Question

If \( \tan\theta+\sec\theta=\sqrt{3} \), then the principal value of \( \theta \) in \( [0,2\pi] \) is

• A. \( \frac{\pi}{4} \)
• B. \( \frac{\pi}{6} \)
• C. \( \frac{\pi}{2} \)
• D. \( \frac{2\pi}{3} \)

Hint:

For equations involving \(\tan\theta+\sec\theta\), always check standard angles like \(30^\circ,45^\circ,60^\circ\).

Answer 1

The Correct Option is B

Concept: We use standard trigonometric values to solve equations involving \(\tan\theta\) and \(\sec\theta\).

Step 1: Given: \[ \tan\theta+\sec\theta=\sqrt{3} \]
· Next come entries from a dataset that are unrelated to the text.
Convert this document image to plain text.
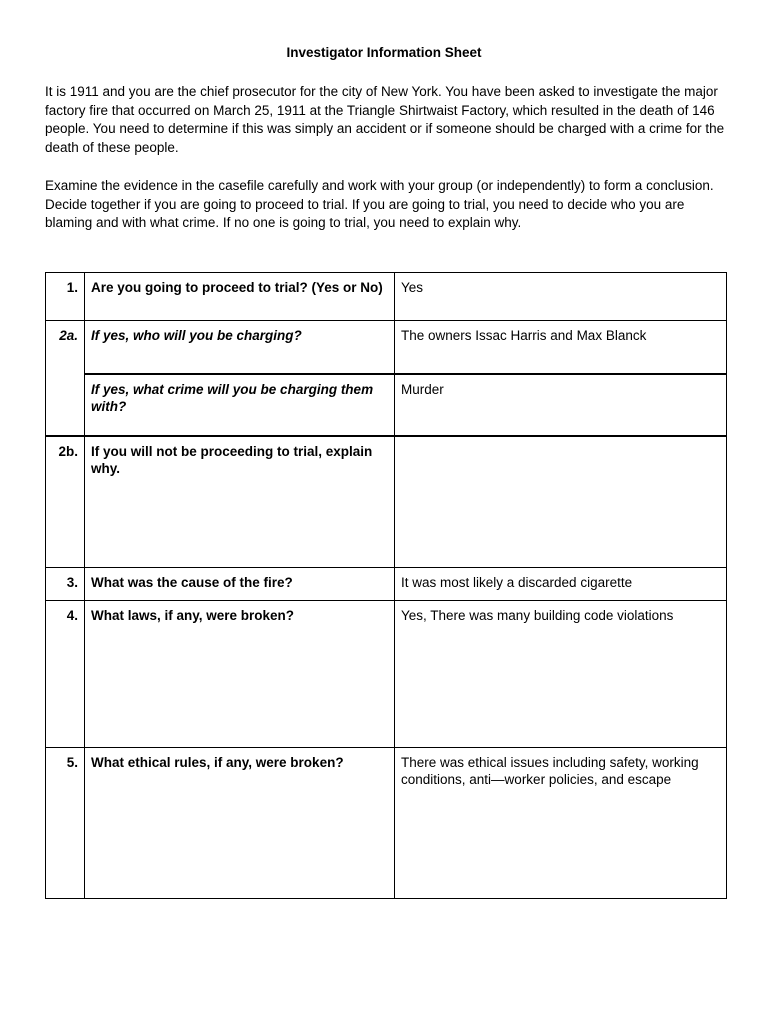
Investigator Information Sheet

It is 1911 and you are the chief prosecutor for the city of New York. You have been asked to investigate the major factory fire that occurred on March 25, 1911 at the Triangle Shirtwaist Factory, which resulted in the death of 146 people. You need to determine if this was simply an accident or if someone should be charged with a crime for the death of these people.

Examine the evidence in the casefile carefully and work with your group (or independently) to form a conclusion. Decide together if you are going to proceed to trial. If you are going to trial, you need to decide who you are blaming and with what crime. If no one is going to trial, you need to explain why.

1.	Are you going to proceed to trial? (Yes or No)	Yes
2a.	If yes, who will you be charging?	The owners Issac Harris and Max Blanck
	If yes, what crime will you be charging them with?	Murder
2b.	If you will not be proceeding to trial, explain why.	
3.	What was the cause of the fire?	It was most likely a discarded cigarette
4.	What laws, if any, were broken?	Yes, There was many building code violations
5.	What ethical rules, if any, were broken?	There was ethical issues including safety, working conditions, anti—worker policies, and escape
Step 2: Check the standard angle \( \theta=\frac{\pi}{6} \).
We know: \[ \tan\frac{\pi}{6}=\frac{1}{\sqrt{3}} \] and \[ \sec\frac{\pi}{6}=\frac{1}{\cos\frac{\pi}{6}} \] Since \[ \cos\frac{\pi}{6}=\frac{\sqrt{3}}{2} \] therefore \[ \sec\frac{\pi}{6}=\frac{2}{\sqrt{3}} \]

Step 3: Add both values. \[ \tan\frac{\pi}{6}+\sec\frac{\pi}{6} = \frac{1}{\sqrt{3}}+\frac{2}{\sqrt{3}} \] \[ =\frac{3}{\sqrt{3}} \] \[ =\sqrt{3} \]

Step 4: Hence, the equation is satisfied by: \[ \theta=\frac{\pi}{6} \] Therefore, the principal value is: \[ \boxed{\frac{\pi}{6}} \]